General characteristics
- Class & type: LST-542-class tank landing ship
- Displacement: 1,625 long tons (1,651 t) (light); 4,080 long tons (4,145 t) (full (seagoing draft with 1,675 short tons (1,520 t) load); 2,366 long tons (2,404 t) (beaching);
- Length: 328 ft (100 m) oa
- Beam: 50 ft (15 m)
- Draft: Unloaded: 2 ft 4 in (0.71 m) forward; 7 ft 6 in (2.29 m) aft; Full load: 8 ft 3 in (2.51 m) forward; 14 ft 1 in (4.29 m) aft; Landing with 500 short tons (450 t) load: 3 ft 11 in (1.19 m) forward; 9 ft 10 in (3.00 m) aft; Limiting 11 ft 2 in (3.40 m); Maximum navigation 14 ft 1 in (4.29 m);
- Installed power: 2 × 900 hp (670 kW) Electro-Motive Diesel 12-567A diesel engines; 1,800 shp (1,300 kW);
- Propulsion: 1 × Falk main reduction gears; 2 × Propellers;
- Speed: 11.6 kn (21.5 km/h; 13.3 mph)
- Range: 24,000 nmi (44,000 km; 28,000 mi) at 9 kn (17 km/h; 10 mph) while displacing 3,960 long tons (4,024 t)
- Boats & landing craft carried: 2 x LCVPs
- Capacity: 1,600–1,900 short tons (3,200,000–3,800,000 lb; 1,500,000–1,700,000 kg) cargo depending on mission
- Troops: 16 officers, 147 enlisted men
- Complement: 13 officers, 104 enlisted men
- Armament: Varied, ultimate armament; 2 × twin 40 mm (1.57 in) Bofors guns ; 4 × single 40 mm Bofors guns; 12 × 20 mm (0.79 in) Oerlikon cannons;

Service record
- Operations: Consolidation and capture of Southern Philippines; Visayan Island landings (16–18 April 1945);
- Awards: American Campaign Medal; Asiatic–Pacific Campaign Medal; World War II Victory Medal; Navy Occupation Service Medal w/Asia Clasp; Philippine Republic Presidential Unit Citation; Philippine Liberation Medal;

= USS LST-942 =

1944 LST-542-class tank landing ship

USS LST-942 was an in the United States Navy.

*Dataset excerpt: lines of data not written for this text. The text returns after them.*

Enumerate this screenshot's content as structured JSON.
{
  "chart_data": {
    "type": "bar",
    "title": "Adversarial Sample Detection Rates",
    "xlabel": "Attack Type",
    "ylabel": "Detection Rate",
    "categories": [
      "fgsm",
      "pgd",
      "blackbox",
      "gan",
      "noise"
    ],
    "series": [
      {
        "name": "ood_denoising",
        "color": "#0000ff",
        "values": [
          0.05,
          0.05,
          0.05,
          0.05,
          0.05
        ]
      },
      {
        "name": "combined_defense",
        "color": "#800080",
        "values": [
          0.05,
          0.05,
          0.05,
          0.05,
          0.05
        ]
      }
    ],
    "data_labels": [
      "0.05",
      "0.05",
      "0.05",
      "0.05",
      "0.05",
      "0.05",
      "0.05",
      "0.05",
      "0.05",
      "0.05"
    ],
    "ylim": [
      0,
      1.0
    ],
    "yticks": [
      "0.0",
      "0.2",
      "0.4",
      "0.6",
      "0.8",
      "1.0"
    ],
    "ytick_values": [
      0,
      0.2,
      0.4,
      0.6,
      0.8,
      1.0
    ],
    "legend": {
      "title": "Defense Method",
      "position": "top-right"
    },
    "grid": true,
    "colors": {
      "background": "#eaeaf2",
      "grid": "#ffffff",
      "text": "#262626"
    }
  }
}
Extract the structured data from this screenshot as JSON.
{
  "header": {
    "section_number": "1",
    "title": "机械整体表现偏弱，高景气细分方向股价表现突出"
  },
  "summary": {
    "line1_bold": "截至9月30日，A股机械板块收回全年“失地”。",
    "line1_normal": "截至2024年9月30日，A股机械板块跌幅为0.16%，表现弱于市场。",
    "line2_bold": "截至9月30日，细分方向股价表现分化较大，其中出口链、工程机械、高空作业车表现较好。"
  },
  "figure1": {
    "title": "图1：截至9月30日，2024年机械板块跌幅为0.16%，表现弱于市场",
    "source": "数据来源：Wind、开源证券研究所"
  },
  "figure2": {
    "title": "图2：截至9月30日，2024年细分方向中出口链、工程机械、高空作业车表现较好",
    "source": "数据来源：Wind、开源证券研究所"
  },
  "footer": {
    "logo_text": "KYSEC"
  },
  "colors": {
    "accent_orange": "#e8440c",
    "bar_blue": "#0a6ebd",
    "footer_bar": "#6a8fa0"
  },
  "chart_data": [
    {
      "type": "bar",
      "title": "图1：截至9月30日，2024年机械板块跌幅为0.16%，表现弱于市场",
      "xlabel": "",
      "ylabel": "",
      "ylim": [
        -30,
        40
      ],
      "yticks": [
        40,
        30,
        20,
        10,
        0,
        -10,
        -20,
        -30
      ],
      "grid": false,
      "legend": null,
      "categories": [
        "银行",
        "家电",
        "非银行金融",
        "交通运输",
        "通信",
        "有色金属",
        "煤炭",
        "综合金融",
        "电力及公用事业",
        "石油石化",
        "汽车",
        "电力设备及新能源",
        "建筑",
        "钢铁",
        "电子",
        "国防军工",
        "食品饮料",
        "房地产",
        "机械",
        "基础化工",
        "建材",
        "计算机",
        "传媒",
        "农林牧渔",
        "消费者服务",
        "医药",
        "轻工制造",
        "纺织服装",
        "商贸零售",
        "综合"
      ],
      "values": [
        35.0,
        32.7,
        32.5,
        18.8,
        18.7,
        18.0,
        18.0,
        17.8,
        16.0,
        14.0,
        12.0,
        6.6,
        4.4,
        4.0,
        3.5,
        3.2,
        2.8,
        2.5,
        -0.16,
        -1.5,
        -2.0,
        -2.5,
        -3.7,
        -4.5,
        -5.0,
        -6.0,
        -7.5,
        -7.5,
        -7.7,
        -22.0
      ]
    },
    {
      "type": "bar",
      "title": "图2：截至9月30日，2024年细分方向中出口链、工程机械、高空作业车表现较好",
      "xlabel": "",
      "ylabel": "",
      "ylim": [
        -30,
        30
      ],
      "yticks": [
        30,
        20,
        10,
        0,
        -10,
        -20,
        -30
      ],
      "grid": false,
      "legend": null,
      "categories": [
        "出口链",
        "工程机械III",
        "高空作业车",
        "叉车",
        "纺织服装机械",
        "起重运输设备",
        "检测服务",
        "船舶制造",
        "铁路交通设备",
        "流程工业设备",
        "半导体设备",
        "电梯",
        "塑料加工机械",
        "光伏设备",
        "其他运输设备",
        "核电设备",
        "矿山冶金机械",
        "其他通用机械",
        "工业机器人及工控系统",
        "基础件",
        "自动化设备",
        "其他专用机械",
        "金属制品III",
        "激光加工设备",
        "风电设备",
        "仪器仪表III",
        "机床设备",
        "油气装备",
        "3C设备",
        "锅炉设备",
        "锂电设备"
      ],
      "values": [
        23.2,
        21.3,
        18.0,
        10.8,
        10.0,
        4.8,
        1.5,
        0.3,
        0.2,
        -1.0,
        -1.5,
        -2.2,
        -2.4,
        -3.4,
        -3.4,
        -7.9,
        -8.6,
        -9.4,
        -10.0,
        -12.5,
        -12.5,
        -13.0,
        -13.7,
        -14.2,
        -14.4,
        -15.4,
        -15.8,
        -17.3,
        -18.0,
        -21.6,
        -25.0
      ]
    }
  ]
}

Like many of her class, she was not named and is properly referred to by her hull designation.

==Construction==
LST-942 was laid down on 1 August 1944, at Hingham, Massachusetts, by the Bethlehem-Hingham Shipyard; launched on 6 September 1944; and commissioned on 26 September 1944.

==Service history==
During World War II LST-942 was assigned to the Asiatic-Pacific theater and participated in the Visayan Island landings in April 1945.

Following the war, she performed occupation duty in the Far East until mid-February 1946. LST-942 returned to the United States and was decommissioned on 26 June 1946, and struck from the Navy list on 31 July, that same year. On 10 June 1948, the ship was sold to the Humble Oil & Refining Co., of Houston, Texas, for operation.

==Awards==
LST-942 earned one battle star for World War II service.